Lean, Pretty, and Low Key: ‘The Last Run’

George C. Scott plays a retired mob guy in Spain. It’s a beautiful, sleepy coastal town, and he’s got a fishing boat and a warily sentimental yet hardbitten prostitute (Colleen Dewhurst) for regular assignations. He’s not happy. His marriage ended with the death of their child. He’s got nothing to live for and feels he’s only pretending, just going through the motions and waiting to die, so he accepts a job that of course goes wrong–springing a young punk (Tony Musante) from prison who stops to pick up a girlfriend (Trish Van Devere). Her calculating, sympathetic, ambiguous character is a piece of work. The sizing-up that goes on between Van Devere and Scott is of course acting required by the story, but we can’t help imagining we see the electricity that would quickly make them a real-life couple with several more shared credits.

This is a film of doomed characters with the weight of imagined yet largely unexplained backstories, brought to life by good actors and spiced with excitingly staged violence that bursts into carefully paced setpieces. The young criminal is unlikable yet gradually opens up, gaining some respect for the old man while always considering him useful and expendable. It’s a road movie, and a “driver” movie (like The Driver a few years later) as opposed to a “hitman” movie (like The Mechanic, which I mention out of the million others because it has a kind of mentor/apprentice thing), and it’s kind of a Hemingway movie. Sven Nykvist shot it with an eye for placing people in limpid landscapes. Jerry Goldsmith’s moody score features a lush yet melancholy piano theme for Scott’s character.
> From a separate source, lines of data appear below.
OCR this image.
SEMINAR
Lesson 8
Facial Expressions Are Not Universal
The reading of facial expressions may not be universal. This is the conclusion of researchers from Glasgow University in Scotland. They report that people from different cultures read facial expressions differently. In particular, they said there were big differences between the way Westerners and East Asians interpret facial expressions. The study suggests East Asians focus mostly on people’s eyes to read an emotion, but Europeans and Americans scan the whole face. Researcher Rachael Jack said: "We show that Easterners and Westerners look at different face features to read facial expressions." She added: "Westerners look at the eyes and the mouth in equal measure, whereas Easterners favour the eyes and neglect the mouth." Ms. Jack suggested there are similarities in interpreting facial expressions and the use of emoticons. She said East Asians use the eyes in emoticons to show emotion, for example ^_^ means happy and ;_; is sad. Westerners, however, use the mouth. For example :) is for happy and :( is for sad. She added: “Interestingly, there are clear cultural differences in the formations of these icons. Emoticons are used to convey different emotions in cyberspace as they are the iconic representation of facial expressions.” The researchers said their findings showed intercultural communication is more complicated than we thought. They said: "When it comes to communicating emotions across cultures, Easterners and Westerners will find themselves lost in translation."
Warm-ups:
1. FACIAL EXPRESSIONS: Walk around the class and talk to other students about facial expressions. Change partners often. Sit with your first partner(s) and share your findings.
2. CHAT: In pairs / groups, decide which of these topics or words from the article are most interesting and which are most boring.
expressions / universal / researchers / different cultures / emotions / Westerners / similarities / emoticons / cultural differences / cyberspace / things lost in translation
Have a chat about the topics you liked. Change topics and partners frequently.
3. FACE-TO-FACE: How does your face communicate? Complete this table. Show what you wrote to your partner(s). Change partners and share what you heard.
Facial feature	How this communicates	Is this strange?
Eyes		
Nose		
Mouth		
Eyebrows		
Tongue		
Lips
You could say the set-up makes no sense, because why would the mob spring someone from stir in an elaborate manner in order to kill him? Perhaps he had some info they wanted to torture out of him first. Even so, why take it so far and involve so many third parties? Why not make the information a condition of springing him instead of spinning a yarn about needing him for a job? This whole premise feels as though it won’t stand up to intense scrutiny, which is perhaps the film’s weakest point. It makes the practical aspect of the plot subservient to the existential. Be that as it is, this lean, pretty, low-key, unsentimental item, so redolent of the early 70s, has its own existential and professional satisfaction. Like Scott’s character, it doesn’t want to say much; it just wants to take pride in getting a job done, even when it all goes to hell.